I have tried to solve this problem by applying work energy theorem. The logic I applied is, the energy of the smaller bock dissipated by friction of the bigger block is equal to the work done on the bigger bock and is equal to the change in its energy. This gives me the following equations
Now I want to know where I went wrong as the answer I reached is wrong and also if we consider M>m (which is obvious) then the velocity is coming out to be an imaginary number which is impossible.
In the second pic the answer is a bit wrong as the $V_0$ will be squared.
Best Answer
In fact this is a non-conservative system and there is therefore no reason to state that the energy lost by one will be gained by the other; some of it will have dissipated as heat at their interface.
This is easiest to see in the center-of-mass frame, where the momentum begins and ends at zero.
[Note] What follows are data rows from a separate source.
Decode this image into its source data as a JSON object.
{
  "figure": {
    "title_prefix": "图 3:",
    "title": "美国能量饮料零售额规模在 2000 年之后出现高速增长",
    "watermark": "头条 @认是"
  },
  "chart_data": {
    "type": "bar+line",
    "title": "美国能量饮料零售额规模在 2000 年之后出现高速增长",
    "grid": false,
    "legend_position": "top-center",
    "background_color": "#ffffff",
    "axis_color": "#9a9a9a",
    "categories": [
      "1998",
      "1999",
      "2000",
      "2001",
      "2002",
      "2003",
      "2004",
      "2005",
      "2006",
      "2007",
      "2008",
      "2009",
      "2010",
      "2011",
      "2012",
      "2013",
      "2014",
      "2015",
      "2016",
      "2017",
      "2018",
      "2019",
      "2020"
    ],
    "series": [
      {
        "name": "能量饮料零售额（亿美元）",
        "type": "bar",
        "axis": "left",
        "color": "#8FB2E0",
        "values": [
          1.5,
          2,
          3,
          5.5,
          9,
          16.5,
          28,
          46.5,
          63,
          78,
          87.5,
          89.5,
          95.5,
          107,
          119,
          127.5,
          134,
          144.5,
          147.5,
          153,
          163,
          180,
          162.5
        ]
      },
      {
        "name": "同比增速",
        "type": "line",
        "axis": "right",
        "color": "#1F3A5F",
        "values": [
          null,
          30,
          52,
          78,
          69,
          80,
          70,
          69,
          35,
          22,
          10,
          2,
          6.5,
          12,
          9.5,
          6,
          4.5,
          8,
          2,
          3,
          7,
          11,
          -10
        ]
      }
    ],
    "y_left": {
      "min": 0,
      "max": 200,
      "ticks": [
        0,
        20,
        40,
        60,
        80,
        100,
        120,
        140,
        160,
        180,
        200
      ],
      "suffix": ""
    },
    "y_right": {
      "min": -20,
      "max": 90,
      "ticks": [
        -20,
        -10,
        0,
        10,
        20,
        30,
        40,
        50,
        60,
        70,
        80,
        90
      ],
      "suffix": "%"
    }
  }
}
If two objects come together and then stick together, then the kinetic energy must have been greater than zero before the collision, and zero afterwards as they both must be at rest in this frame of reference. The fact that they must have zero total momentum in this frame of reference means $$m_1 v_1 + m_2 v_2 = 0$$which can be rewritten as $v_2 = -(m_1/m_2) v_1$, their relative velocity is therefore $v_0 = v_1 - v_2 = \left(1 + \frac{m_1}{m_2}\right)v_1 = -\left(1 + \frac{m_2}{m_1}\right)v_2.$ If you try to actually add these fractions like we all learned in school you might see that there is an interesting mass $M = m_1 m_2/(m_1 + m_2)$ emerging here, with $v_0 = m_1~v_1/M = -m_2~v_2/M.$
The energy lost can therefore be derived in this center-of-mass frame as $$E_\text{loss} = \frac12 m_1 v_1^2 + \frac12 m_2 v_2^2 = \frac12 \left(\frac{M^2}{m_1} + \frac{M^2}{m_2}\right) v_0^2 = \frac12 M v_0^2,$$ where I have used the fact that $\frac1M = \frac1{m_1} + \frac1{m_2}.$
Differences in kinetic energy are reference-frame-independent even though the absolute value of kinetic energy is not, so your actual energy balance in the frame you're interested in needs to be (with your $M$ that I was calling $m_2$, not the $M$ I was using above)$$\frac12 m v_0^2 =\frac12 m v^2 + \frac 12 M v^2 + \frac 12 \frac{m M}{m + M} v_0^2.$$From this one is only a short step from finding $$\left(\frac{m}{m + M}\right)^2 v_0^2 = v^2$$and thus that $v = \pm v_0 m/(m + M),$ and it's "obvious" that we choose the + sign.
However, it is much easier to get to this result by, instead of using an energy balance, constructing the momentum balance, $$m v_0 = (M + m) v,$$which gives you that particular result directly without having to do any of this hard work.